Por Perico Noticias // La histórica decisión del Senado de la Nación de rechazar los pliegos de Ariel Lijo y Manuel García-Mansilla como candidatos a integrar la Corte Suprema no solo representa una derrota política para Javier Milei, sino una derrota moral para el Poder Judicial argentino. Este episodio expuso, una vez más, las inconsistencias legales, los atajos institucionales y la lógica de reparto de cargos que envilece al sistema democrático. La Corte Suprema, el máximo órgano de justicia del país, quedó nuevamente en el centro de una disputa que poco tiene que ver con la justicia y mucho con el poder.
Desde el principio, la estrategia de Milei fue errática y opaca. Por un lado, intentó imponer candidatos sin construir consensos políticos ni justificar sus méritos más allá de su funcionalidad ideológica. Por otro, se saltó los tiempos institucionales al enviar los pliegos en simultáneo con maniobras informales para forzar apoyos parlamentarios. Pero el rechazo no fue solo por falta de votos: fue por falta de legitimidad. Ni Lijo ni García-Mansilla convencieron a la mayoría del Senado, ni mucho menos a la sociedad civil que observa con creciente indignación cómo se trafican cargos en el Poder Judicial como si se tratara de un mercado persa.
Ariel Lijo, un juez federal de la vieja escuela de Comodoro Py, carga con un historial repleto de sospechas por su lentitud en causas clave, vínculos con operadores judiciales y permanentes denuncias de encubrimiento. Su postulación fue vivida por amplios sectores del arco político y social como una provocación, una amenaza directa a la independencia judicial. Manuel García-Mansilla, por su parte, fue presentado como un académico brillante, pero con un perfil ideológico ultraconservador y sin trayectoria judicial. Su inclusión en la terna fue interpretada como parte de un pacto de impunidad que buscaba sellar el mileísmo con ciertos sectores del PRO y el poder económico.
El manoseo institucional no es nuevo, pero lo que cambia es el hartazgo social. Argentina transita una de las crisis más profundas de confianza en sus instituciones, y la Justicia encabeza todas las encuestas de imagen negativa.
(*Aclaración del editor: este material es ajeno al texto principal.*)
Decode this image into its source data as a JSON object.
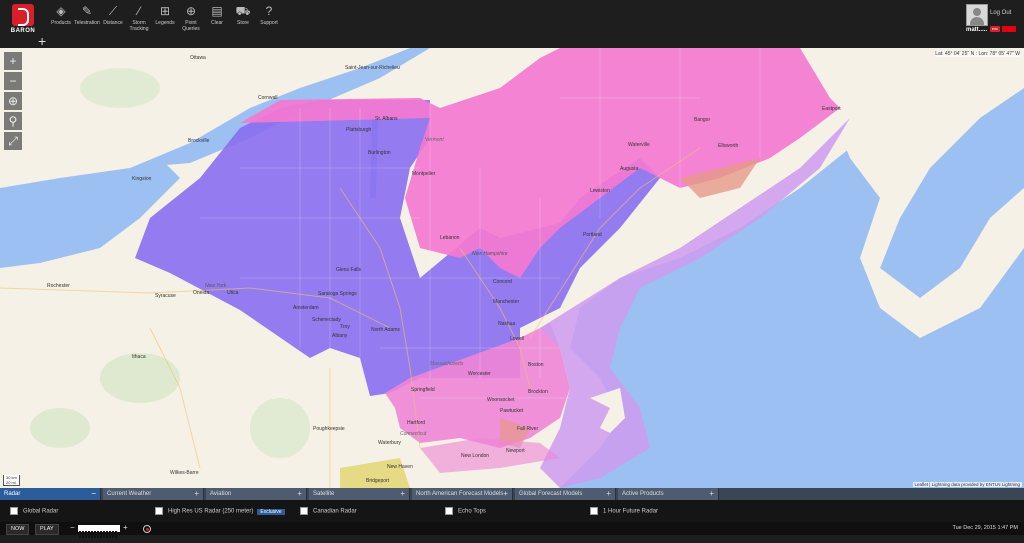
{
  "app": {
    "logo_text": "BARON"
  },
  "toolbar": [
    {
      "label": "Products",
      "icon": "layers-icon"
    },
    {
      "label": "Telestration",
      "icon": "pen-icon"
    },
    {
      "label": "Distance",
      "icon": "ruler-icon"
    },
    {
      "label": "Storm Tracking",
      "icon": "storm-icon"
    },
    {
      "label": "Legends",
      "icon": "grid-icon"
    },
    {
      "label": "Point Queries",
      "icon": "target-icon"
    },
    {
      "label": "Clear",
      "icon": "eraser-icon"
    },
    {
      "label": "Store",
      "icon": "cart-icon"
    },
    {
      "label": "Support",
      "icon": "help-icon"
    }
  ],
  "user": {
    "name": "matt.....",
    "logout_label": "Log Out",
    "badge": "exc"
  },
  "map": {
    "lat_lon": "Lat: 45° 04' 25'' N : Lon: 78° 05' 47'' W",
    "attribution": "Leaflet | Lightning data provided by ENTLN Lightning",
    "scale_km": "30 km",
    "scale_mi": "20 mi",
    "colors": {
      "ocean": "#9dc0f2",
      "land": "#f6f1e6",
      "winter_storm_watch": "#8a6ef0",
      "winter_weather_advisory": "#f37ad1",
      "winter_storm_warning": "#ee85d6",
      "freeze": "#ce9bef"
    },
    "labels": {
      "ottawa": "Ottawa",
      "saint_jean": "Saint-Jean-sur-Richelieu",
      "cornwall": "Cornwall",
      "brockville": "Brockville",
      "kingston": "Kingston",
      "st_albans": "St. Albans",
      "plattsburgh": "Plattsburgh",
      "burlington": "Burlington",
      "montpelier": "Montpelier",
      "vermont": "Vermont",
      "lebanon": "Lebanon",
      "new_hampshire": "New Hampshire",
      "concord": "Concord",
      "manchester": "Manchester",
      "nashua": "Nashua",
      "lowell": "Lowell",
      "boston": "Boston",
      "worcester": "Worcester",
      "brockton": "Brockton",
      "massachusetts": "Massachusetts",
      "springfield": "Springfield",
      "hartford": "Hartford",
      "connecticut": "Connecticut",
      "woonsocket": "Woonsocket",
      "pawtucket": "Pawtucket",
      "fall_river": "Fall River",
      "newport": "Newport",
      "new_london": "New London",
      "new_haven": "New Haven",
      "bridgeport": "Bridgeport",
      "waterbury": "Waterbury",
      "poughkeepsie": "Poughkeepsie",
      "wilkes_barre": "Wilkes-Barre",
      "ithaca": "Ithaca",
      "syracuse": "Syracuse",
      "rochester": "Rochester",
      "oneida": "Oneida",
      "utica": "Utica",
      "new_york": "New York",
      "glens_falls": "Glens Falls",
      "saratoga": "Saratoga Springs",
      "amsterdam": "Amsterdam",
      "schenectady": "Schenectady",
      "troy": "Troy",
      "albany": "Albany",
      "north_adams": "North Adams",
      "bangor": "Bangor",
      "waterville": "Waterville",
      "augusta": "Augusta",
      "ellsworth": "Ellsworth",
      "eastport": "Eastport",
      "lewiston": "Lewiston",
      "portland": "Portland"
    }
  },
  "tabs": [
    {
      "label": "Radar",
      "toggle": "−"
    },
    {
      "label": "Current Weather",
      "toggle": "+"
    },
    {
      "label": "Aviation",
      "toggle": "+"
    },
    {
      "label": "Satellite",
      "toggle": "+"
    },
    {
      "label": "North American Forecast Models",
      "toggle": "+"
    },
    {
      "label": "Global Forecast Models",
      "toggle": "+"
    },
    {
      "label": "Active Products",
      "toggle": "+"
    }
  ],
  "layers": [
    {
      "label": "Global Radar",
      "checked": false
    },
    {
      "label": "High Res US Radar (250 meter)",
      "checked": false,
      "tag": "Exclusive"
    },
    {
      "label": "Canadian Radar",
      "checked": false
    },
    {
      "label": "Echo Tops",
      "checked": false
    },
    {
      "label": "1 Hour Future Radar",
      "checked": false
    }
  ],
  "playback": {
    "now_label": "NOW",
    "play_label": "PLAY",
    "minus": "−",
    "plus": "+",
    "timestamp": "Tue Dec 29, 2015 1:47 PM"
  }
}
Es lógico: en lugar de garantizar derechos y frenar abusos del poder, el sistema judicial se ha convertido en una maquinaria para castigar adversarios, proteger aliados y consolidar privilegios. La percepción de que la justicia no es ni independiente, ni eficiente, ni igual para todos se ha vuelto sentido común.
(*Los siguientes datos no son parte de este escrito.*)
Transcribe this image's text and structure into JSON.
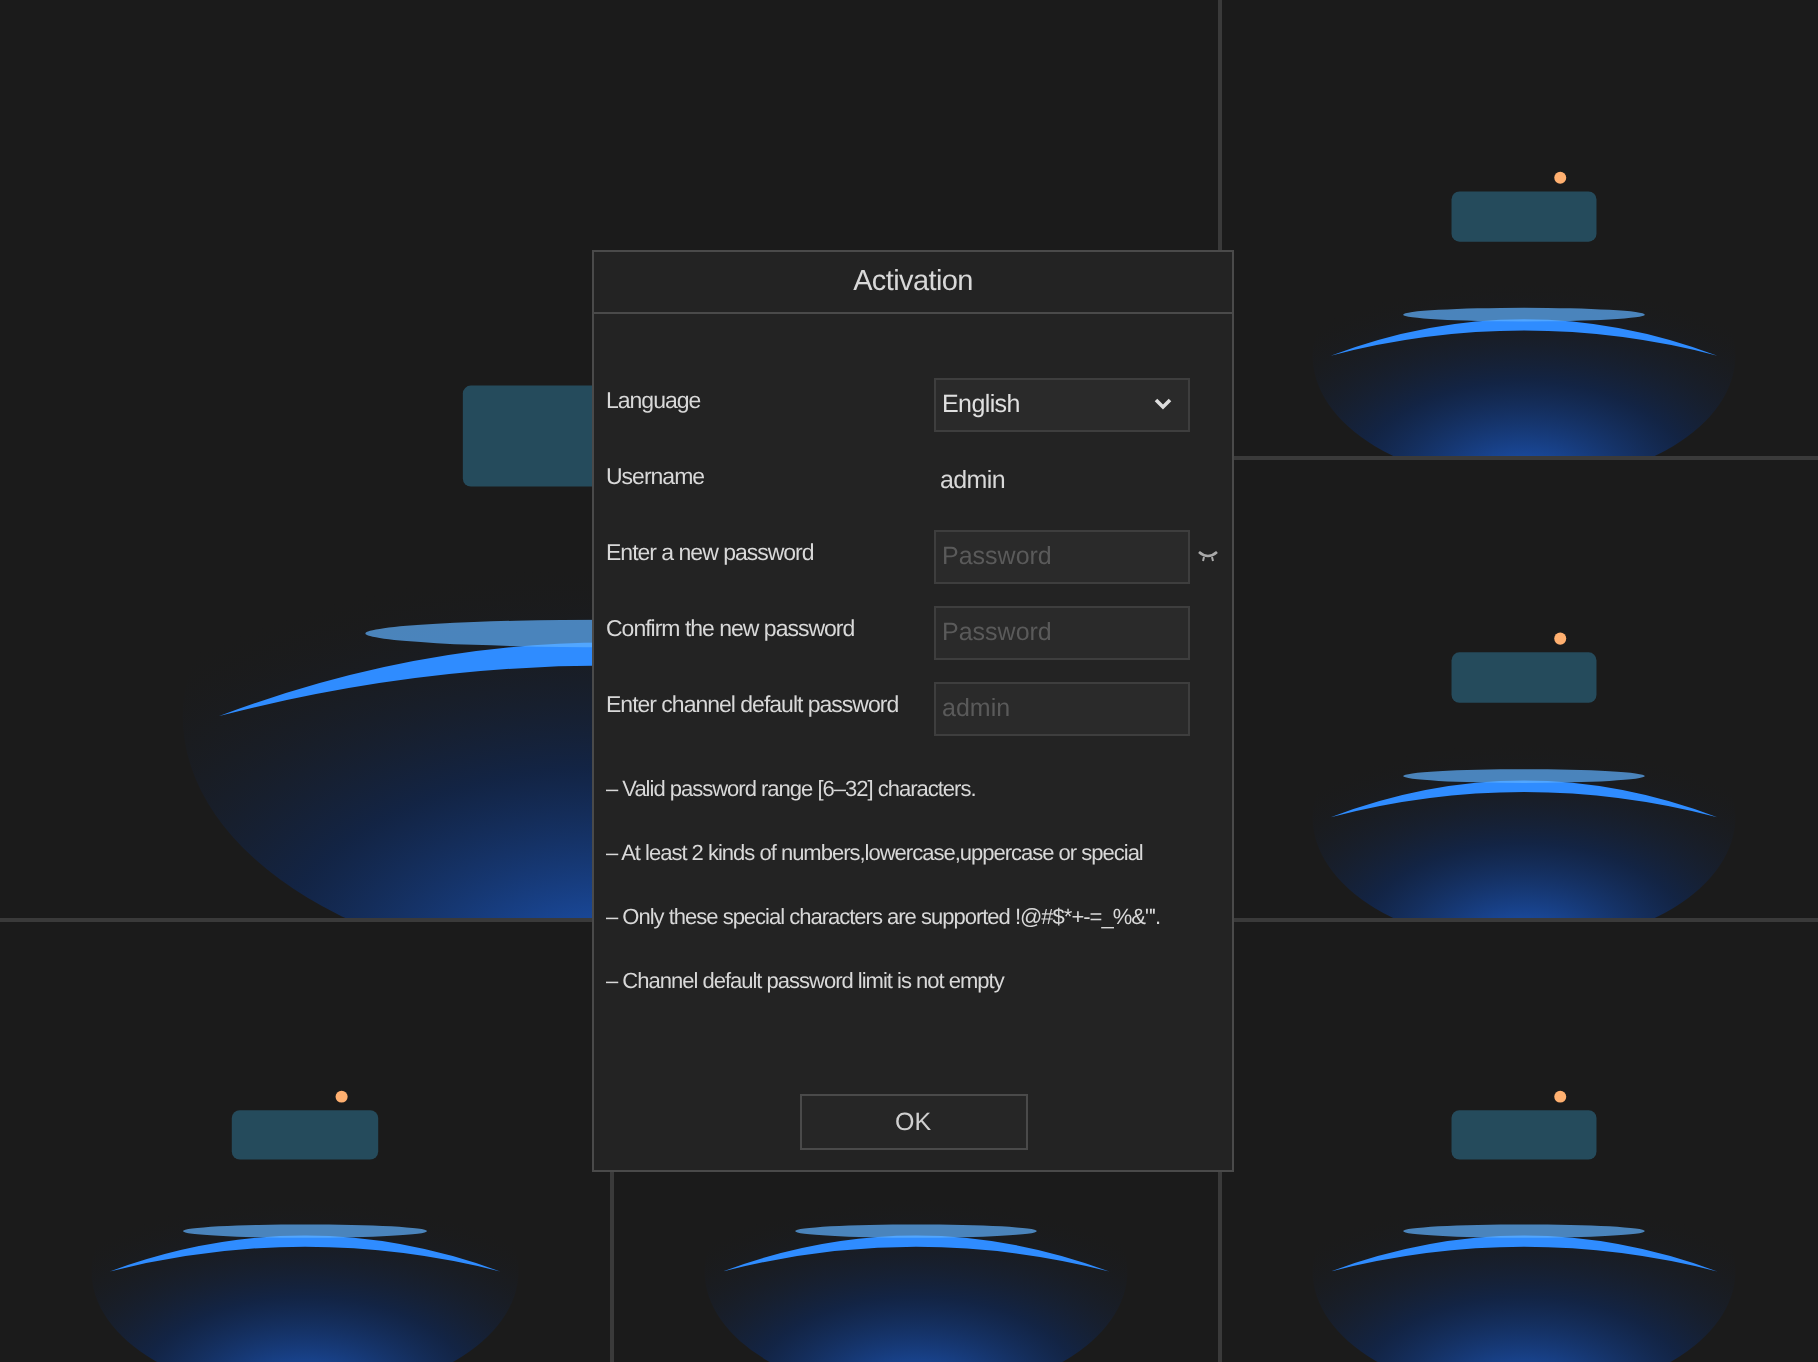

Lo que sucedió en el Senado no es un hito aislado, es un síntoma. Un síntoma de la decadencia institucional que atraviesa a los tres poderes del Estado, pero que en el caso del Judicial, duele especialmente por tratarse de la última instancia de defensa de los derechos ciudadanos. El intento de Milei de colonizar la Corte fracasó, pero dejó en evidencia que ningún gobierno está dispuesto a garantizar una justicia verdaderamente autónoma. Todos quieren una Corte a medida. Lo hizo Macri, lo intentó Alberto Fernández, y ahora lo repite Milei.
Esta derrota debe ser un punto de inflexión. La justicia argentina necesita una reforma profunda, no solo estructural, sino moral. Reglas claras para el nombramiento de jueces, concursos transparentes, rendición de cuentas, límites al poder corporativo de los magistrados y participación ciudadana real en el diseño del sistema. Sin estas transformaciones, el sistema judicial seguirá siendo visto como una casta intocable, funcional al poder y ajena a las necesidades del pueblo.
Hoy, lo que se cayó fue una operación política, pero lo que sigue en pie es la indignación de una sociedad que ya no cree en su Justicia. Y eso, en una democracia, es tan grave como una sentencia injusta.